Parentless Lucy Akwera, 13, who lives in Logware village walks 10 kilometres every day to attend school classes in Ikotos. A school house and church there have been funded by a number of Western churches that have established missions in the area.
“How else can I become a doctor?” she asks. “All I can do from here is study as hard as I can to get qualified.”
She says she was attracted to the role because of the need for medical help she sees everyday around her.
It is a remarkable dedication given her experience of being abducted by LRA rebels as a child, where she almost certainly would have grown up into a life as a sex slave in the north of the country after being sold to Arabs for money to buy arms.
She says she remembers nothing of the experience and has older captives who made a daring escape from the rebels to thank for taking her with them.
As the country’s population begins to swell, so will their interest over resources and how the country’s wealth should be shared.
Southern Sudan is rich in oil and water, while the north is largely desert.
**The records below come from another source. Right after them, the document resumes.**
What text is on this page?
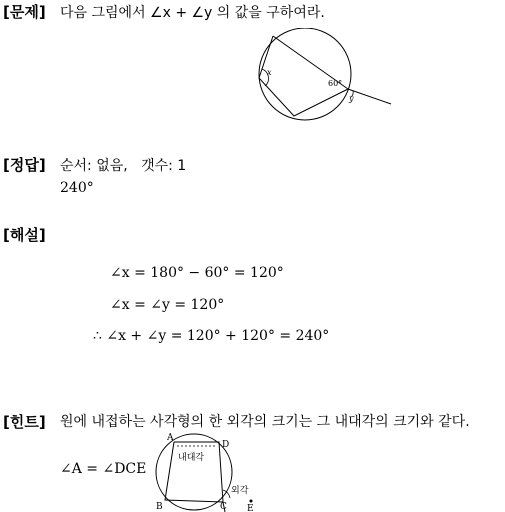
[문제] 다음 그림에서 ∠x + ∠y 의 값을 구하여라.
x
60°
y
[정답] 순서: 없음,   갯수: 1
240°
[해설]
∠x = 180° − 60° = 120°
∠x = ∠y = 120°
∴ ∠x + ∠y = 120° + 120° = 240°
[힌트] 원에 내접하는 사각형의 한 외각의 크기는 그 내대각의 크기와 같다.
∠A = ∠DCE
A
D
B	C E
내대각
외각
Egypt has a stake in the free flow of the Nile River through Sudan, while Western countries are keenly interested in Sudan’s oil reserves, estimated at between 800 million and four billion barrels.
Mother and daughter, Leura and Aneta, in the Lodwara area look across the plains they have returned to after two years in a camp.
But instead of antelopes running its length there are large trucks collecting produce from a commercial plantation that has appeared during their absence.
“We have lived here for generations,” Leura explains, “but we have nothing to do with this [project] and it’s almost certain we will get nothing from it.”
Aneta, her daughter is more upbeat, suggesting that it might provide work for her and money for her family.
“There is no other way to provide for each other out here, so it looks like an opportunity,” she says.
“And if I can pay for my children to have an education, I will have succeeded as a parent,” she smiles.